Driving
Chemical Technology

The Laboratory for Chemical Technology (LCT) integrates chemical science and engineering in its research on catalysis, polymerization, kinetics, reactor design and process design. LCT is part of the Department of Materials, Textiles and Chemical Engineering within the Faculty of Engineering and Architecture at Ghent University in Belgium and member of the Centre for Sustainable Chemistry (CSC) of Ghent University. LCT aims at research excellence and bottom-up innovation in the framework of technological, industrial, and societal challenges.

First principles based kinetic modeling of plastic waste chemical recycling

Aim

The aim of this work is to develop a program that can automatically generate kinetic models for plastic waste chemical recycling using a 3D representation of species.

Context

Accurate chemical kinetic models are extremely powerful and valuable. Many significant public policy and business decisions are and have been made on the basis of predictions using detailed kinetic models. However, for most technologically important systems, including combustion, pyrolysis, and partial oxidation of hetero atomic mixtures, constructing a reliable and sizable kinetic model remains to be very difficult and time consuming. Such models contain typically thousands of reactions involving hundreds of intermediates with only a small fraction of the reaction rate coefficients known experimentally.
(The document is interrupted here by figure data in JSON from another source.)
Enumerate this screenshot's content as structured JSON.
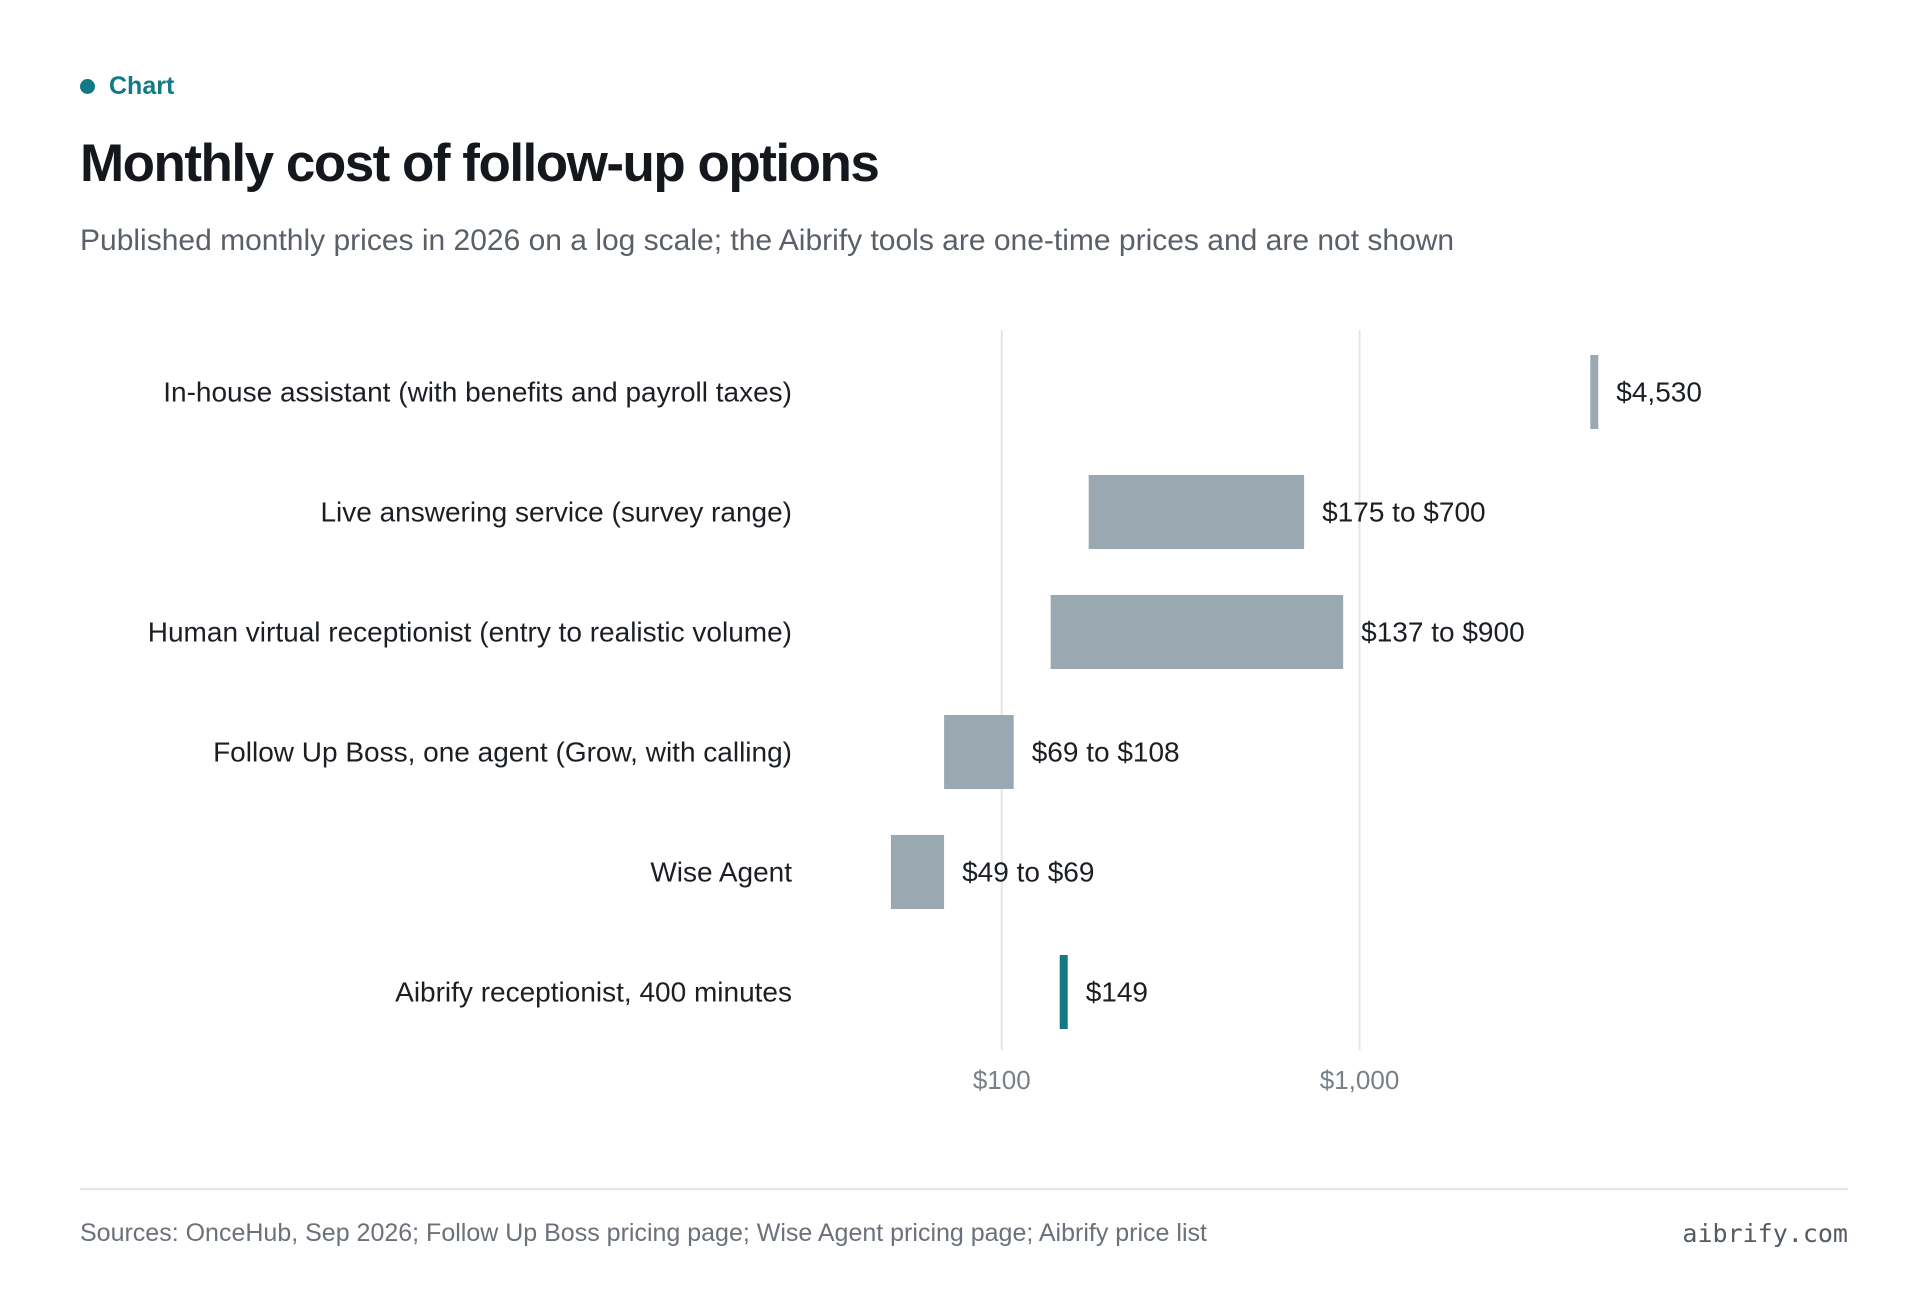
{
  "kicker": "Chart",
  "title": "Monthly cost of follow-up options",
  "subtitle": "Published monthly prices in 2026 on a log scale; the Aibrify tools are one-time prices and are not shown",
  "source": "Sources: OnceHub, Sep 2026; Follow Up Boss pricing page; Wise Agent pricing page; Aibrify price list",
  "brand": "aibrify.com",
  "colors": {
    "accent": "#127a85",
    "bar": "#9aa8b1",
    "grid": "#e3e5e7"
  },
  "chart_data": {
    "type": "bar",
    "orientation": "horizontal-range",
    "x_scale": "log",
    "xlim": [
      36,
      4700
    ],
    "xticks": [
      {
        "value": 100,
        "label": "$100"
      },
      {
        "value": 1000,
        "label": "$1,000"
      }
    ],
    "grid": true,
    "categories": [
      "In-house assistant (with benefits and payroll taxes)",
      "Live answering service (survey range)",
      "Human virtual receptionist (entry to realistic volume)",
      "Follow Up Boss, one agent (Grow, with calling)",
      "Wise Agent",
      "Aibrify receptionist, 400 minutes"
    ],
    "ranges": [
      {
        "low": 4530,
        "high": 4530,
        "label": "$4,530",
        "highlight": false
      },
      {
        "low": 175,
        "high": 700,
        "label": "$175 to $700",
        "highlight": false
      },
      {
        "low": 137,
        "high": 900,
        "label": "$137 to $900",
        "highlight": false
      },
      {
        "low": 69,
        "high": 108,
        "label": "$69 to $108",
        "highlight": false
      },
      {
        "low": 49,
        "high": 69,
        "label": "$49 to $69",
        "highlight": false
      },
      {
        "low": 149,
        "high": 149,
        "label": "$149",
        "highlight": true
      }
    ]
  }
}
Moreover, it is usually impossible to measure the concentrations of all the kinetically significant chemical species.
Automatic network generation technology is a branch of chemical engineering involving many cross disciplinary concepts from other engineering domains, such as chemo-informatics, Boolean algebra, graph and network theory, algorithms, software architecture and design etc. In most cases chemical species are represented as graphs consisting of nodes (atoms) and edges (bonds) allowing the use of many powerful graph algorithms. Genesys is a recently developed automatic network generation code build on advanced open-source chemo-informatics libraries. Genesys is not constrained to specific chemical elements or to specific chemistries. Genesys makes use of an efficient way of calculating on-the-fly species properties and reaction kinetics is by implementing fast estimation methods such as group additivity, Evans-Polanyi and Blowers-Masel correlations. These methods typically generate reasonable good results for a certain subspace of molecules, and only if accurate values are available, which is often troublesome. Therefore, all possible databases containing useful values for network generation need to be implemented to cover a wide applicability range. Furthermore, Genesys needs to be extended with new quantum chemically derived group additive values to construct more accurate kinetic models. These computationally intensive methods will only be used when necessary, i.e. when accurate thermodynamics and kinetic data is lacking.

Program

• Implementing existing group additivity values from literature and collaborators in Genesys.
• Critical evaluation of GAV values and identification of the missing groups for modeling plastic waste chemical recycling
• Determination of new kinetic and thermodynamic group additivity values and implementing them in Genesys.
• Assembling of a database of well-defined and reliable experimental data suitable for validation.
• Assessment of the predictive capability of kinetic models and using network reduction techniques to enable the implementation of the models in CFD.